Now, there’s another layer you mentioned: time. Millennia. Interpretations. People bending texts until they fit like clothing that has been altered too many times.

This is where things get uncomfortable, not because the point is aggressive, but because it’s normal. Every big human institution evolves. Languages change. Empires rise and fall. Moral intuitions shift. Leaders have incentives. Groups fracture and patch themselves. A religion that survives centuries must develop survival skills: ways to maintain boundaries, ways to suppress internal collapse, ways to decide which questions are safe and which are dangerous. That is not always evil. It is often just how continuity works.

But it has a consequence. Even if a tradition began with something genuinely transcendent, what we inherit centuries later is not a sealed package delivered untouched from heaven. It is a living thing that has passed through hands. Many hands. Some kind, some frightened, some ambitious. And the more honest you are about history, the more difficult it becomes to say, with a straight face, “Mine is pure and theirs is a human construct.”

Because yours has also been handled by humans.

So why do people insist on the purity of their own tradition while laughing at others?

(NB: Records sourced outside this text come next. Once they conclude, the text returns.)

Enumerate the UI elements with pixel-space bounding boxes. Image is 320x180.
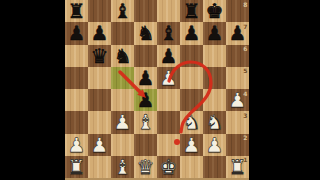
- black-pawn[interactable]: ♟: [65, 22, 88, 44]
- white-bishop[interactable]: ♝: [111, 156, 134, 178]
- square-h4[interactable]: ♟4: [226, 89, 249, 111]
- square-g1[interactable]: [203, 156, 226, 178]
- right-black-bar: [249, 0, 320, 180]
- black-rook[interactable]: ♜: [180, 0, 203, 22]
- square-h7[interactable]: ♟7: [226, 22, 249, 44]
- black-bishop[interactable]: ♝: [157, 22, 180, 44]
- white-knight[interactable]: ♞: [203, 111, 226, 133]
- square-h2[interactable]: 2: [226, 134, 249, 156]
- square-f6[interactable]: [180, 45, 203, 67]
- black-knight[interactable]: ♞: [111, 45, 134, 67]
- square-b1[interactable]: [88, 156, 111, 178]
- rank-label-8: 8: [243, 1, 247, 8]
- left-black-bar: [0, 0, 65, 180]
- square-g4[interactable]: [203, 89, 226, 111]
- square-c5[interactable]: [111, 67, 134, 89]
- rank-label-7: 7: [243, 23, 247, 30]
- square-e3[interactable]: [157, 111, 180, 133]
- square-c1[interactable]: ♝: [111, 156, 134, 178]
- square-d6[interactable]: [134, 45, 157, 67]
- square-d2[interactable]: [134, 134, 157, 156]
- white-pawn[interactable]: ♟: [88, 134, 111, 156]
- rank-label-3: 3: [243, 112, 247, 119]
- square-f1[interactable]: [180, 156, 203, 178]
- square-g3[interactable]: ♞: [203, 111, 226, 133]
- square-f5[interactable]: [180, 67, 203, 89]
- square-g5[interactable]: [203, 67, 226, 89]
- square-f8[interactable]: ♜: [180, 0, 203, 22]
- square-a8[interactable]: ♜: [65, 0, 88, 22]
- black-pawn[interactable]: ♟: [134, 67, 157, 89]
- square-h6[interactable]: 6: [226, 45, 249, 67]
- white-bishop[interactable]: ♝: [134, 111, 157, 133]
- white-pawn[interactable]: ♟: [111, 111, 134, 133]
- square-a6[interactable]: [65, 45, 88, 67]
- square-a5[interactable]: [65, 67, 88, 89]
- white-pawn[interactable]: ♟: [157, 67, 180, 89]
- square-e7[interactable]: ♝: [157, 22, 180, 44]
- square-c6[interactable]: ♞: [111, 45, 134, 67]
- square-a1[interactable]: ♜: [65, 156, 88, 178]
- square-b5[interactable]: [88, 67, 111, 89]
- board-bottom-edge: [65, 178, 249, 180]
- square-b3[interactable]: [88, 111, 111, 133]
- white-pawn[interactable]: ♟: [203, 134, 226, 156]
- square-c2[interactable]: [111, 134, 134, 156]
- square-h1[interactable]: ♜1: [226, 156, 249, 178]
- square-g2[interactable]: ♟: [203, 134, 226, 156]
- square-a4[interactable]: [65, 89, 88, 111]
- square-c8[interactable]: ♝: [111, 0, 134, 22]
- board-area: ♜♝♜♚8♟♟♞♝♟♟♟7♛♞♟6♟♟5♟♟4♟♝♞♞3♟♟♟♟2♜♝♛♚♜1: [65, 0, 249, 180]
- square-b6[interactable]: ♛: [88, 45, 111, 67]
- white-queen[interactable]: ♛: [134, 156, 157, 178]
- square-b7[interactable]: ♟: [88, 22, 111, 44]
- square-g8[interactable]: ♚: [203, 0, 226, 22]
- black-rook[interactable]: ♜: [65, 0, 88, 22]
- black-pawn[interactable]: ♟: [134, 89, 157, 111]
- square-f4[interactable]: [180, 89, 203, 111]
- rank-label-1: 1: [243, 156, 247, 163]
- screenshot-root: { "game": "chess", "position": { "fen": …: [0, 0, 320, 180]
- square-f2[interactable]: ♟: [180, 134, 203, 156]
- square-e2[interactable]: [157, 134, 180, 156]
- square-f7[interactable]: ♟: [180, 22, 203, 44]
- chess-board[interactable]: ♜♝♜♚8♟♟♞♝♟♟♟7♛♞♟6♟♟5♟♟4♟♝♞♞3♟♟♟♟2♜♝♛♚♜1: [65, 0, 249, 178]
- square-d5[interactable]: ♟: [134, 67, 157, 89]
- square-a3[interactable]: [65, 111, 88, 133]
- square-d7[interactable]: ♞: [134, 22, 157, 44]
- white-knight[interactable]: ♞: [180, 111, 203, 133]
- white-rook[interactable]: ♜: [65, 156, 88, 178]
- black-pawn[interactable]: ♟: [157, 45, 180, 67]
- black-knight[interactable]: ♞: [134, 22, 157, 44]
- square-a7[interactable]: ♟: [65, 22, 88, 44]
- square-h3[interactable]: 3: [226, 111, 249, 133]
- square-c3[interactable]: ♟: [111, 111, 134, 133]
- square-g6[interactable]: [203, 45, 226, 67]
- white-pawn[interactable]: ♟: [65, 134, 88, 156]
- rank-label-5: 5: [243, 67, 247, 74]
- square-g7[interactable]: ♟: [203, 22, 226, 44]
- white-pawn[interactable]: ♟: [180, 134, 203, 156]
- square-e1[interactable]: ♚: [157, 156, 180, 178]
- black-pawn[interactable]: ♟: [88, 22, 111, 44]
- black-bishop[interactable]: ♝: [111, 0, 134, 22]
- square-h8[interactable]: 8: [226, 0, 249, 22]
- square-d3[interactable]: ♝: [134, 111, 157, 133]
- square-e5[interactable]: ♟: [157, 67, 180, 89]
- square-e6[interactable]: ♟: [157, 45, 180, 67]
- square-c4[interactable]: [111, 89, 134, 111]
- square-d1[interactable]: ♛: [134, 156, 157, 178]
- rank-label-2: 2: [243, 134, 247, 141]
- black-pawn[interactable]: ♟: [180, 22, 203, 44]
- rank-label-6: 6: [243, 45, 247, 52]
- square-e4[interactable]: [157, 89, 180, 111]
- black-pawn[interactable]: ♟: [203, 22, 226, 44]
- square-b8[interactable]: [88, 0, 111, 22]
- square-d8[interactable]: [134, 0, 157, 22]
- square-e8[interactable]: [157, 0, 180, 22]
- rank-label-4: 4: [243, 90, 247, 97]
- square-a2[interactable]: ♟: [65, 134, 88, 156]
- square-b4[interactable]: [88, 89, 111, 111]
- square-f3[interactable]: ♞: [180, 111, 203, 133]
- white-king[interactable]: ♚: [157, 156, 180, 178]
- square-b2[interactable]: ♟: [88, 134, 111, 156]
- black-queen[interactable]: ♛: [88, 45, 111, 67]
- square-h5[interactable]: 5: [226, 67, 249, 89]
- square-c7[interactable]: [111, 22, 134, 44]
- black-king[interactable]: ♚: [203, 0, 226, 22]
- square-d4[interactable]: ♟: [134, 89, 157, 111]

Because laughing is easier than admitting that you are not as independent as you feel. The laugh says: “I am not like them.” It’s a small high. It’s also a small surrender.

Here is a very small experiment. It’s not meant to humiliate; it’s meant to reveal. Imagine you’re at a table in a different country. You are the foreigner. Your accent is wrong. Your childhood stories are different. Someone smiles and starts describing your faith in that light, joking way. They don’t scream. They don’t hate you. They just reduce what you love to something quaint and silly. “Come on. You don’t really believe that, do you? You people have these rituals and rules and special words.”

What do you feel? Not what you think. What you feel.

Most people feel a tightening. A mild heat. A desire to correct. A sudden seriousness. Because they know something important has been mishandled.

That tightening is useful data.

Because it means you already understand the moral problem with this kind of mockery. You just understand it best when it is aimed at you.

Now, if you want to be a person with a spine—religious or not—there is a simple discipline: don’t use contempt as a shortcut around thought. Contempt saves time. It also makes you easier to steer. Once you’ve learned to laugh at “their” strange rules, it becomes easier for someone to tell you which groups deserve laughter next. That is how people get recruited into ugly things while believing they’re just being “realistic.”

So maybe the real question is not “which religion is right” in the abstract. That’s a big question and people can hide inside it forever. Maybe the more practical question is: what kind of mind are you training?

A mind that seeks truth usually changes its standards slowly and applies them symmetrically. A mind that seeks comfort changes its standards instantly and applies them only outward.

And here’s the uncomfortable part—still said quietly: if your faith is strong, it does not need you to make other humans smaller. If your faith is true, it does not need jokes as bodyguards.

You can believe deeply and still be fair. You can believe deeply and still admit what history does to institutions. You can believe deeply and still recognise that every religion, including yours, contains both yearning and politics, both beauty and bargaining.

Or you can take the faster path: laugh at others, keep your certainty intact, and never test the mechanism that produced it.

That path feels easy. It also comes with a cost: you never find out whether what you believe is true, or just familiar.

If you want one small act of freedom—no dramatic rebellion, no theatre—just one small act: before you dismiss someone else’s faith, translate your criticism into your own tradition’s language. If the criticism still holds, keep it. If it doesn’t, you’ve learned something important about your standards.

And if you feel, even for half a second, that tiny discomfort—good. Not guilt. Discomfort. That’s the mind waking up.